To solve this buffer titration problem, follow these steps:

1. Calculate the moles of HNO3:
Moles = volume (L) × molarity (M)
Moles of HNO3 = 12.00 mL (0.01200 L) × 0.225 M = 0.00270 moles

2. Calculate the moles of NH3:
Moles = volume (L) × molarity (M)
Moles of NH3 = 20.00 mL (0.02000 L) × 0.210 M = 0.00420 moles

3. Calculate the moles of NH4+ and NO3- formed (from the reaction between NH3 and HNO3):
The ratio of NH3 to NH4+ is 1:1, and the ratio of HNO3 to NO3- is also 1:1.
The moles of NH4+ and NO3- formed will be equal to the number of moles of HNO3 used.

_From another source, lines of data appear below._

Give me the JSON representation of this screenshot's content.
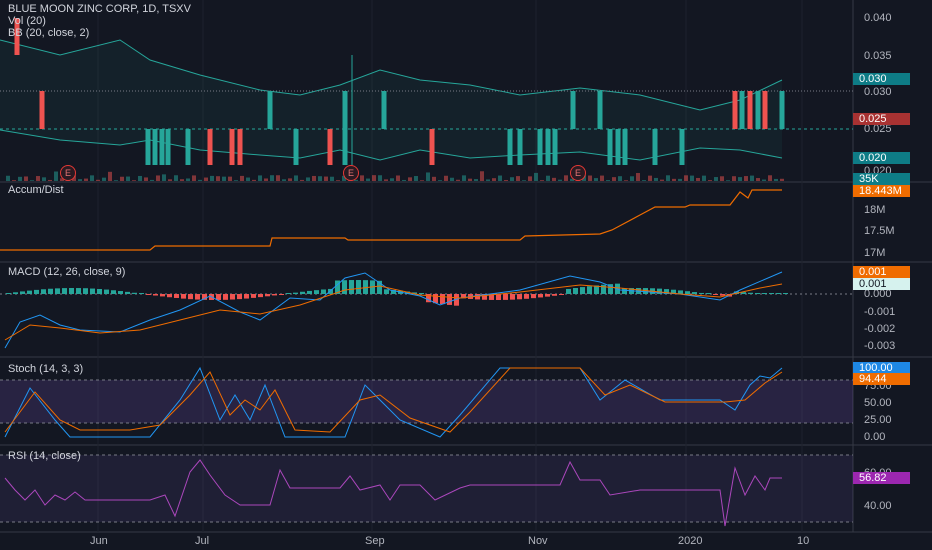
{
  "header": {
    "title": "BLUE MOON ZINC CORP, 1D, TSXV",
    "indicators": [
      "Vol (20)",
      "BB (20, close, 2)"
    ]
  },
  "panes": {
    "price": {
      "ticks": [
        "0.040",
        "0.035",
        "0.030",
        "0.025",
        "0.020"
      ],
      "badges": [
        {
          "text": "0.030",
          "color": "#0e7c86"
        },
        {
          "text": "0.025",
          "color": "#a83232"
        },
        {
          "text": "0.020",
          "color": "#0e7c86"
        },
        {
          "text": "0.020",
          "color": "#131722"
        },
        {
          "text": "35K",
          "color": "#0e7c86"
        }
      ],
      "earnings_marker": "E"
    },
    "accum": {
      "label": "Accum/Dist",
      "ticks": [
        "18M",
        "17.5M",
        "17M"
      ],
      "badge": {
        "text": "18.443M",
        "color": "#ef6c00"
      }
    },
    "macd": {
      "label": "MACD (12, 26, close, 9)",
      "ticks": [
        "0.000",
        "-0.001",
        "-0.002",
        "-0.003"
      ],
      "badges": [
        {
          "text": "0.001",
          "color": "#ef6c00"
        },
        {
          "text": "0.001",
          "color": "#d6f2ee",
          "text_color": "#131722"
        }
      ]
    },
    "stoch": {
      "label": "Stoch (14, 3, 3)",
      "ticks": [
        "75.00",
        "50.00",
        "25.00",
        "0.00"
      ],
      "badges": [
        {
          "text": "100.00",
          "color": "#1e88e5"
        },
        {
          "text": "94.44",
          "color": "#ef6c00"
        }
      ]
    },
    "rsi": {
      "label": "RSI (14, close)",
      "ticks": [
        "60.00",
        "40.00"
      ],
      "badge": {
        "text": "56.82",
        "color": "#9c27b0"
      }
    }
  },
  "x_axis": [
    "Jun",
    "Jul",
    "Sep",
    "Nov",
    "2020",
    "10"
  ],
  "colors": {
    "up": "#26a69a",
    "down": "#ef5350",
    "bb": "#26a69a",
    "accum": "#ef6c00",
    "macd": "#2196f3",
    "signal": "#ef6c00",
    "stoch_k": "#2196f3",
    "stoch_d": "#ef6c00",
    "rsi": "#ab47bc"
  }
}
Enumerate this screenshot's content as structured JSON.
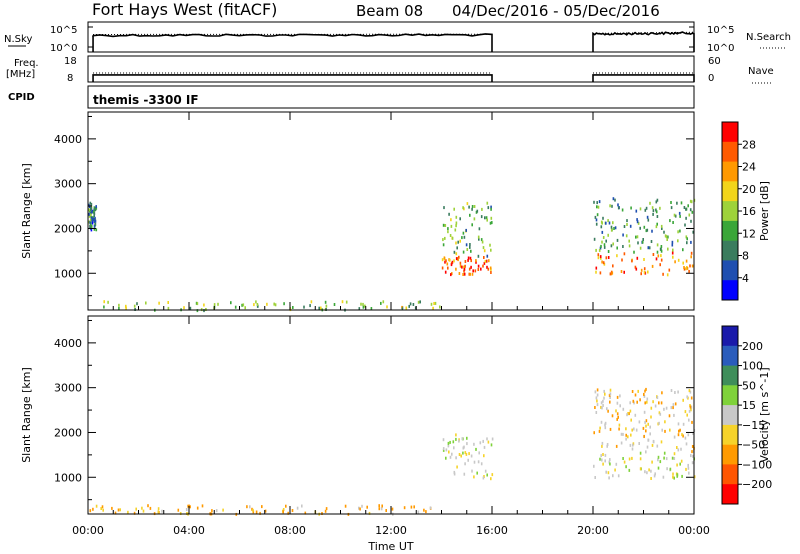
{
  "header": {
    "title": "Fort Hays West (fitACF)",
    "beam": "Beam 08",
    "date_range": "04/Dec/2016 - 05/Dec/2016"
  },
  "sky_panel": {
    "left_label": "N.Sky",
    "left_ticks": [
      "10^5",
      "10^0"
    ],
    "right_label": "N.Search",
    "right_ticks": [
      "10^5",
      "10^0"
    ]
  },
  "freq_panel": {
    "left_label_1": "Freq.",
    "left_label_2": "[MHz]",
    "left_ticks": [
      "18",
      "8"
    ],
    "right_label": "Nave",
    "right_ticks": [
      "60",
      "0"
    ]
  },
  "cpid_panel": {
    "left_label": "CPID",
    "program": "themis -3300 IF"
  },
  "power_panel": {
    "ylabel": "Slant Range [km]",
    "colorbar_label": "Power [dB]"
  },
  "velocity_panel": {
    "ylabel": "Slant Range [km]",
    "colorbar_label": "Velocity [m s^-1]"
  },
  "xaxis": {
    "label": "Time UT",
    "ticks": [
      "00:00",
      "04:00",
      "08:00",
      "12:00",
      "16:00",
      "20:00",
      "00:00"
    ]
  },
  "colors": {
    "power_scale": [
      "#0000ff",
      "#1f4fb0",
      "#3a7c5e",
      "#3aa638",
      "#9ed23a",
      "#f2d51b",
      "#ff9900",
      "#ff5a00",
      "#ff0000"
    ],
    "velocity_scale": [
      "#1a1aaa",
      "#2a5cbc",
      "#3f8e5a",
      "#7fd23a",
      "#c8c8c8",
      "#f6d32a",
      "#ff9a00",
      "#ff5500",
      "#ff0000"
    ]
  },
  "chart_data": [
    {
      "type": "line",
      "name": "sky_noise",
      "x_unit": "hours UT",
      "xlim": [
        0,
        24
      ],
      "y_scale": "log",
      "ylim": [
        1,
        100000
      ],
      "series": [
        {
          "values_x": [
            0.2,
            16.0
          ],
          "values_y": [
            600,
            700
          ]
        },
        {
          "values_x": [
            20.0,
            24.0
          ],
          "values_y": [
            900,
            1500
          ]
        }
      ],
      "data_gap": [
        16.0,
        20.0
      ]
    },
    {
      "type": "line",
      "name": "frequency_nave",
      "x_unit": "hours UT",
      "xlim": [
        0,
        24
      ],
      "left_ylim": [
        8,
        18
      ],
      "right_ylim": [
        0,
        60
      ],
      "series": [
        {
          "values_x": [
            0.2,
            16.0
          ],
          "values_y": [
            10.7,
            10.7
          ]
        },
        {
          "values_x": [
            20.0,
            24.0
          ],
          "values_y": [
            10.7,
            10.7
          ]
        }
      ]
    },
    {
      "type": "heatmap",
      "name": "power",
      "x_unit": "hours UT",
      "xlim": [
        0,
        24
      ],
      "ylim": [
        180,
        4600
      ],
      "yticks": [
        1000,
        2000,
        3000,
        4000
      ],
      "colorbar_ticks": [
        4,
        8,
        12,
        16,
        20,
        24,
        28
      ],
      "colorbar_range": [
        0,
        30
      ],
      "features": [
        {
          "x": [
            0.0,
            14.0
          ],
          "y": [
            200,
            400
          ],
          "value": 14
        },
        {
          "x": [
            14.0,
            16.0
          ],
          "y": [
            1000,
            1400
          ],
          "value": 26
        },
        {
          "x": [
            14.0,
            16.0
          ],
          "y": [
            1400,
            2600
          ],
          "value": 12
        },
        {
          "x": [
            20.0,
            24.0
          ],
          "y": [
            1000,
            1500
          ],
          "value": 24
        },
        {
          "x": [
            20.0,
            24.0
          ],
          "y": [
            1500,
            2700
          ],
          "value": 10
        },
        {
          "x": [
            0.0,
            0.3
          ],
          "y": [
            2000,
            2600
          ],
          "value": 8
        }
      ]
    },
    {
      "type": "heatmap",
      "name": "velocity",
      "x_unit": "hours UT",
      "xlim": [
        0,
        24
      ],
      "ylim": [
        180,
        4600
      ],
      "yticks": [
        1000,
        2000,
        3000,
        4000
      ],
      "colorbar_ticks": [
        200,
        100,
        50,
        15,
        -15,
        -50,
        -100,
        -200
      ],
      "features": [
        {
          "x": [
            0.0,
            14.0
          ],
          "y": [
            200,
            400
          ],
          "value": -40
        },
        {
          "x": [
            14.0,
            16.0
          ],
          "y": [
            1000,
            2000
          ],
          "value": 0
        },
        {
          "x": [
            20.0,
            24.0
          ],
          "y": [
            1000,
            1600
          ],
          "value": 0
        },
        {
          "x": [
            20.0,
            24.0
          ],
          "y": [
            1600,
            3000
          ],
          "value": -20
        }
      ]
    }
  ]
}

Moles of NH4+ = 0.00270 moles
Moles of NO3- = 0.00270 moles

4. Calculate the concentrations of NH4+ and NO3-:
Concentration (M) = moles / volume (L)

Concentration of NH4+ = 0.00270 moles / (0.01200 L + 0.02000 L) = 0.0675 M
Concentration of NO3- = 0.00270 moles / (0.01200 L + 0.02000 L) = 0.0675 M

5. Determine the composition of the resulting solution:
The resulting solution will contain the original NH3 and NH4+ ions, as well as the NO3- ions from the HNO3 added.

6. Calculate the pH of the solution using the Henderson-Hasselbalch equation:
pH = pKa + log ([conjugate base] / [weak acid])

In this case, NH3 acts as the weak base and NH4+ acts as the conjugate acid.
The pKa value for the ammonium ion (NH4+) is typically around 9.25 at 25°C.

pH = 9.25 + log (0.0675 M / 0.0675 M)
pH = 9.25 + log (1)
pH = 9.25

Therefore, the pH of the solution resulting from the addition of 12.00 mL of 0.225 M HNO3 to 20.00 mL of 0.210 M NH3 is 9.25.